Student delegates explore global food issues at national conference
Juniors Susie Pasternak and Alaa Itani served as Washington University’s two delegates for the 9th annual Northwestern University Conference on Human Rights (NUCHR) last month.
Undergraduate delegates from all across the country gathered in Chicago from January 19 to 20, for a national student conference on the current global food crisis.
The aim of the conference was to examine the inequalities and human rights implications of current food policies and to discuss the political, economic, and social forces driving global food distribution and agricultural policies so as to identify causes of and potential solutions to modern-day famines.
The University sent an email to inform all International Studies majors about the conference earlier in the year. Previous conference topics have included urban slums, human trafficking, and American HIV/AIDS policies.
The NUCHR is the largest undergraduate student-run conference on human rights in the country. Its program includes lectures, panels, group-discussions, specific case studies and experiential learning trips. 37 delegates attended the conference from schools such as New York University, the University of Chicago and Brown University.
It featured lectures from President Raymond C. Offenheiser of Oxfam America and Roger Thurow, a retired journalist for “The Wall Street Journal.”
Delegates also gained firsthand experience in exploring food-related human rights abuses in the country through a community-based learning trip in Chicago.
“It was interesting to hear so many different perspectives from the speakers themselves, as well as having two opposing views in the same panel,” Itani said.
“I think the good range of students and speakers in the conference really gave us a diversity of opinions,” Pasternak added. “We’ve been very inspired by the work that Northwestern students did in putting together this conference and we hope to start something similar on campus too.”
Washington University anthropology professor Glenn Stone served as a panel leader at the conference.
“The world produces more than enough food to feed everyone, yet we have enormous numbers of people going hungry,” he said. “Saying it’s a distribution problem trivializes it by making it sound like all we need to do is tweak our delivery system. It is much more systemic. We heavily subsidize productions of non-food crops. [Farms] don’t have to pick up the tab for a fouled countryside, tortured animals, depleted aquifers, dead zones, and antibiotic-resistant bacteria.”
Food-related issues continue to proliferate in developed countries. According to the US Department of Agriculture, around 15% of the population experience some form of food insecurity each year, and around 5-6% experience severe food insecurity.

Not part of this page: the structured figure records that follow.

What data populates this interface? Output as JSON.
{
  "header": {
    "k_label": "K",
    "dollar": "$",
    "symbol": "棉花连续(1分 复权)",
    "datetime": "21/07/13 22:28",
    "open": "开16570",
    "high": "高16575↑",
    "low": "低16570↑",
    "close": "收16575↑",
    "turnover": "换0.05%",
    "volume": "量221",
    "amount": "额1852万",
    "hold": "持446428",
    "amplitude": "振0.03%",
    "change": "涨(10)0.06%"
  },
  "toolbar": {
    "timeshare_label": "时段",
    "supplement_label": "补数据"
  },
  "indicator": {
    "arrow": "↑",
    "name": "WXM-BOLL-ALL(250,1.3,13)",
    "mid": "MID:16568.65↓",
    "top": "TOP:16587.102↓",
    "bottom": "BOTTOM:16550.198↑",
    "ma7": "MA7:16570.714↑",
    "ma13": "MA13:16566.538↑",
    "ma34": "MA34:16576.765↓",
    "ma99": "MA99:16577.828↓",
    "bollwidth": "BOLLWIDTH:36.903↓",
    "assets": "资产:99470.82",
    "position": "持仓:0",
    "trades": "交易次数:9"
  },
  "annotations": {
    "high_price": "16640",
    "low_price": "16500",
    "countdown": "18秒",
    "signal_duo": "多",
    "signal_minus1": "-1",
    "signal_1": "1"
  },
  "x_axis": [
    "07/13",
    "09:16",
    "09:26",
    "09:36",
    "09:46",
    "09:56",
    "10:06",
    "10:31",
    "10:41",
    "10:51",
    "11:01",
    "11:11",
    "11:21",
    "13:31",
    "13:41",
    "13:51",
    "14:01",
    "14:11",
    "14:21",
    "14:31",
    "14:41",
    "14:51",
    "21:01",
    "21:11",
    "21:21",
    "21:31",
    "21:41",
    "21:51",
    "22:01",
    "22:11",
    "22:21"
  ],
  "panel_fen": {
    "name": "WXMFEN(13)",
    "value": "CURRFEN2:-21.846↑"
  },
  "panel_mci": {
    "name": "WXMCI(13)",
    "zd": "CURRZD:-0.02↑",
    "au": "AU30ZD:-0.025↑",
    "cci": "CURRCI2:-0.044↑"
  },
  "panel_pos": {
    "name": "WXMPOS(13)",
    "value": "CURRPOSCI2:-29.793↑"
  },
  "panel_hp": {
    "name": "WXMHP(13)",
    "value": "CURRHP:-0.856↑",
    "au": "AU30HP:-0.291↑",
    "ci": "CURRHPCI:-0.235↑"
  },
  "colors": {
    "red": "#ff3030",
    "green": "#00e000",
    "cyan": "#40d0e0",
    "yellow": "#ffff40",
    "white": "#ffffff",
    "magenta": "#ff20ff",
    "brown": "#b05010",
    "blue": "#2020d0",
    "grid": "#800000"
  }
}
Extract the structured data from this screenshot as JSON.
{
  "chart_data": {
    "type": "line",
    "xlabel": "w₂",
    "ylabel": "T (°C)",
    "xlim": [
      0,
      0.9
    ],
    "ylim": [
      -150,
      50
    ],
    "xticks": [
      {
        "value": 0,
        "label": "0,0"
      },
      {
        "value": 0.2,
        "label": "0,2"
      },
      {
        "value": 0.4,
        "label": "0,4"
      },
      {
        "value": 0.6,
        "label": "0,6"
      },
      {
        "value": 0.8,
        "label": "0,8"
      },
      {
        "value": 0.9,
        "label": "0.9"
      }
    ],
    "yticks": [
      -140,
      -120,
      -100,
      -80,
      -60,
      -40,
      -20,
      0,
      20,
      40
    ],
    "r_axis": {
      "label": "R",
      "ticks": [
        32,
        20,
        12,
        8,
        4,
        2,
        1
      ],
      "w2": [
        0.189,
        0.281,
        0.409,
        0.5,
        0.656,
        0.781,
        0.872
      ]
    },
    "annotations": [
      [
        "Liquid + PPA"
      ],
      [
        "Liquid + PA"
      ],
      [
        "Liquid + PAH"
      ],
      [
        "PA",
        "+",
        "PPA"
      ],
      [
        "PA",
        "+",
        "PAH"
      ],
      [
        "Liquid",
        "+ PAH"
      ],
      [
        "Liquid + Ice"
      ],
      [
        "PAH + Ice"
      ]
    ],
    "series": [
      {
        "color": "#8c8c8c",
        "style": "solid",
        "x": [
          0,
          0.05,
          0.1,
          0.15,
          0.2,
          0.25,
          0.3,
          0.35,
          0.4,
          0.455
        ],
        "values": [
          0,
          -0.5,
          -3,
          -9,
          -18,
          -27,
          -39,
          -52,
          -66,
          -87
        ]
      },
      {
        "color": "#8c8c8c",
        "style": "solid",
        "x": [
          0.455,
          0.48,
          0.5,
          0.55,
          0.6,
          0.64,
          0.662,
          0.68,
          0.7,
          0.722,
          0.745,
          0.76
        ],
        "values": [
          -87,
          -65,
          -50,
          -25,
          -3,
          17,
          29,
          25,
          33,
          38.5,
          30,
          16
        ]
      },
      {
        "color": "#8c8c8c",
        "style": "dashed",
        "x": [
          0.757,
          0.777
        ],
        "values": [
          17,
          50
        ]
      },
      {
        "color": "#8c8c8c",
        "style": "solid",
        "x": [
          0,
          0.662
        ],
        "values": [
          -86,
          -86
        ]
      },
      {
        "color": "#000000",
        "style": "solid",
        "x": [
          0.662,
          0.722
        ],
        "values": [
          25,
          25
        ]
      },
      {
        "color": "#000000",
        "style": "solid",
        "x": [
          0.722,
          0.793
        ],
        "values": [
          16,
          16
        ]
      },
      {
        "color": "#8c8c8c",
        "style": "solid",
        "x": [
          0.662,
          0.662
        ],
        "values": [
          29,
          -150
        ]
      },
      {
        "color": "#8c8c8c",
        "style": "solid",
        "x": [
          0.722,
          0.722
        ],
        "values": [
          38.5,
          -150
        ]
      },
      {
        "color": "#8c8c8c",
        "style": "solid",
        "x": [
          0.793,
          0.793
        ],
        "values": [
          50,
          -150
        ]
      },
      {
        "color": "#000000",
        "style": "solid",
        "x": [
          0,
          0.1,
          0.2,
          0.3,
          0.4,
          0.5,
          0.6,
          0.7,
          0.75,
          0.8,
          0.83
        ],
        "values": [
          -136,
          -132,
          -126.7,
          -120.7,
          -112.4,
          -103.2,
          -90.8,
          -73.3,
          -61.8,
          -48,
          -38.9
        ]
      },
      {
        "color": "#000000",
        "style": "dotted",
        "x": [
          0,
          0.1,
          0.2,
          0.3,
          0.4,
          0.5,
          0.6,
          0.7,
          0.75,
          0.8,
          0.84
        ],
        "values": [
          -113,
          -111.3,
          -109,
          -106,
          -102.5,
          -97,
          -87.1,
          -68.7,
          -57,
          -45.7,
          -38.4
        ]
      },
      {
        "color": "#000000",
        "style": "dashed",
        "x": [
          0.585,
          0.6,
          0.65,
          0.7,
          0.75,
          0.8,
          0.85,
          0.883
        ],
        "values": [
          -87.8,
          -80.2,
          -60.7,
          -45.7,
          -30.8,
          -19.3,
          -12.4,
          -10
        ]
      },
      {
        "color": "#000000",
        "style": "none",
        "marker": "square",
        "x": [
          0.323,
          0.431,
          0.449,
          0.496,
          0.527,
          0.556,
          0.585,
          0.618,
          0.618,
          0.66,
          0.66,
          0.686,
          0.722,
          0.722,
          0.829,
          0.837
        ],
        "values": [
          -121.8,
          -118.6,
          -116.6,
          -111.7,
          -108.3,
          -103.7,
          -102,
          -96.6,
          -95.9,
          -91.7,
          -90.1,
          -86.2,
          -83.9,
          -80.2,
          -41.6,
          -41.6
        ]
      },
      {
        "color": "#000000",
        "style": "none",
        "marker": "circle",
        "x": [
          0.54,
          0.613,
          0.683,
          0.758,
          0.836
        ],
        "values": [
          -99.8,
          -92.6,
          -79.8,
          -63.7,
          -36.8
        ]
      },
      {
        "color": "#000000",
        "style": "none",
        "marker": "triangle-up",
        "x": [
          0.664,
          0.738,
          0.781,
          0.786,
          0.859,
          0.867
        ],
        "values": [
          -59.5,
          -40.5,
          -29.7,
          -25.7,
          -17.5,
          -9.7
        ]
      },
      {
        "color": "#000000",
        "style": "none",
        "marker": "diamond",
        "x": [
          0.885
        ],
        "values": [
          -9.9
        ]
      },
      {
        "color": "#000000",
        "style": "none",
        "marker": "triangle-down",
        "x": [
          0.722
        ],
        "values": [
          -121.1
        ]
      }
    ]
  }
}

At a local level, Bon Appétit, the University’s caterer, has been involved in several programs to contribute its small bit toward tackling the global food crisis. The groups include the Coalition of Immokalee Workers, the Equitable Food Initiative and TEDxFruitvale.
As a result of Bon Appétit’s Farm to Fork program in 1999, at least 20% of its ingredients originate from small, owner-operated farms in the local area. Since 2011, the program has expanded to include mid-size poultry and hog farms, cattle ranches, dairies, and seafood—covered by the Fish to Fork program.
“We believe buying locally is as much about flavor as it is food security; investing in local food sheds makes long-term sense,” said Jill Duncan, director of marketing and communications for Bon Appétit. “In 2010, we reached a goal of working with 1,000 Farm to Fork farmers, fishers, and artisans.”